WARTA KOTA, BALAI KOTA— Ribuan buruh yang melakukan demonstrasi di Gedung Balai Kota DKI Jakarta menilai survey Kebutuhan Hidup Layak (KHL) di Jakarta tidaklah sesuai. Karena bersaran survey di Pasar Blok A, Jakarta, KHL-nya yaitu Rp 3,1 juta. Nilai KHL menjadi penentu UMP.
Hal ini diungkapkan oleh Muhammad Rusdi, Sekjen KSPI, di depan Gedung Balai Kota DKI, Selasa (21/10). Menurutnya, Pemerintah Provinsi DKI Jakarta harus mengkaji nilai KHL yang layak bagi kaum buruh.
"Metode yang diterapkan sangatlah bermasalah. Masak hanya Rp 2,3 juta dan tidak menggunakan survey tertinggi. Malah dirata-ratakan," kata dia.
Dia menjelaskan bahwa telah bertemu dengan Pelaksana Tugas (Plt) Gubernur DKI Jakarta, Basuki Tjahaja Purnama. Menurutnya Ahok bingung dengan item KHL bagi kebutuhan air di Jakarta. Karena hanya sebesar Rp 9.000 per bulan.
"Itu hanya bisa membeli tiga botol air mineral saja. Tidak bisa mencukupi untuk kebutuhan air untuk masak dan minum keluarga," kata dia.
Selain itu, item KHL untuk perumahan yaitu sebesar Rp 650.000 per bulan.
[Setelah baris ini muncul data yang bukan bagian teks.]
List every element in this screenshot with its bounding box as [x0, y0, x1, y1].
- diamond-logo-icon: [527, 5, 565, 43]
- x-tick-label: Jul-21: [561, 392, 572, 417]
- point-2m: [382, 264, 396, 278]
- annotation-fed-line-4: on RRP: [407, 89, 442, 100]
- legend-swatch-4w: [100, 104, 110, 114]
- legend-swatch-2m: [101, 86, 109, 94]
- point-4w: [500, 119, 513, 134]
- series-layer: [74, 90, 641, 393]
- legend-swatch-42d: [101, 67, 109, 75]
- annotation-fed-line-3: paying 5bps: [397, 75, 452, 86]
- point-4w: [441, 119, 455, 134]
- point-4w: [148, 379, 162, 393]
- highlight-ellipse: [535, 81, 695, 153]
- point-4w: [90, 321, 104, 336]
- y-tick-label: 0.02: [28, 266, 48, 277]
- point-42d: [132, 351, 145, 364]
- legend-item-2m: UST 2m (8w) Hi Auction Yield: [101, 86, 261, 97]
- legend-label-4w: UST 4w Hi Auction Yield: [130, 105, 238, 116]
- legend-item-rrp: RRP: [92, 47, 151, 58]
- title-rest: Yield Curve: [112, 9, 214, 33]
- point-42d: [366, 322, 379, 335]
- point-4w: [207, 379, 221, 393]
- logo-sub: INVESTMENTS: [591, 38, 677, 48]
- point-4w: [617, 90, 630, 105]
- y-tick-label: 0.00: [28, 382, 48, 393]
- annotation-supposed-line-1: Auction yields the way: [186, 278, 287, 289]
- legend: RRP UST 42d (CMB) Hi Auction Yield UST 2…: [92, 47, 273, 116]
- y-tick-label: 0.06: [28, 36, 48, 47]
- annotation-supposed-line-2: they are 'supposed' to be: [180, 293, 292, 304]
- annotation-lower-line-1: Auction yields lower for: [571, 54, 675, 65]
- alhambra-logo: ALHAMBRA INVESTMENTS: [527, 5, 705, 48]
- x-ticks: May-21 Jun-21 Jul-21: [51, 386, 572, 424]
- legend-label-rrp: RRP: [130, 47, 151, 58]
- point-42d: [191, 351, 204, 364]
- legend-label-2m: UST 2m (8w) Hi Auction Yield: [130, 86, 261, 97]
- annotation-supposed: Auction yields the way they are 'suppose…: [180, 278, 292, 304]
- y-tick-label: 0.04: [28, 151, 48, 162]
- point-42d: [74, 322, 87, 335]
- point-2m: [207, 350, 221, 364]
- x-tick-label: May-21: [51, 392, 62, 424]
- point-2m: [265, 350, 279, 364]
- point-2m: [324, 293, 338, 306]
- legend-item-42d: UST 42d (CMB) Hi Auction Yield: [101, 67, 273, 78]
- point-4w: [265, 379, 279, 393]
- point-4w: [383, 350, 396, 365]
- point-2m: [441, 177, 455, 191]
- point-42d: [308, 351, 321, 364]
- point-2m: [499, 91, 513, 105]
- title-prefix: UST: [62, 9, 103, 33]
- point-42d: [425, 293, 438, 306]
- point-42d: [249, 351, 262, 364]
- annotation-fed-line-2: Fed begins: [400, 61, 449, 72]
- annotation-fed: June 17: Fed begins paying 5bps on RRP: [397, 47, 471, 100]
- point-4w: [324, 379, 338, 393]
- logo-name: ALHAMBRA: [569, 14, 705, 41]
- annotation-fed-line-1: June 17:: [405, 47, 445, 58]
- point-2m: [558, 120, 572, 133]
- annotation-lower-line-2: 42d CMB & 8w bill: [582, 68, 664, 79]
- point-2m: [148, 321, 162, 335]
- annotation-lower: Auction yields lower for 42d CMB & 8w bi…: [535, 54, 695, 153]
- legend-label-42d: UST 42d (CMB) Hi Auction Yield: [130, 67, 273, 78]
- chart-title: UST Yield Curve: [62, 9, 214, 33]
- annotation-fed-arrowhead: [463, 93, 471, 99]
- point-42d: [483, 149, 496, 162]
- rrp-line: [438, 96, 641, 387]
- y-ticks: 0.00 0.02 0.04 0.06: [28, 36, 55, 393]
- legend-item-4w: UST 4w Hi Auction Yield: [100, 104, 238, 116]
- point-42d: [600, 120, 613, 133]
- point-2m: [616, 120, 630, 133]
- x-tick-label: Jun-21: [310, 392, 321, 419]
Padahal setelah dilakukan survey perumahan di Jakarta Selatan dan Jakarta Pusat, sewa per bulannya mencapai Rp 850.000.
"Tak hanya itu, item untuk buah-buahan juga tidak sesuai. Oleh sebab itu, kami akan terus melakukan unjuk rasa," tuturnya.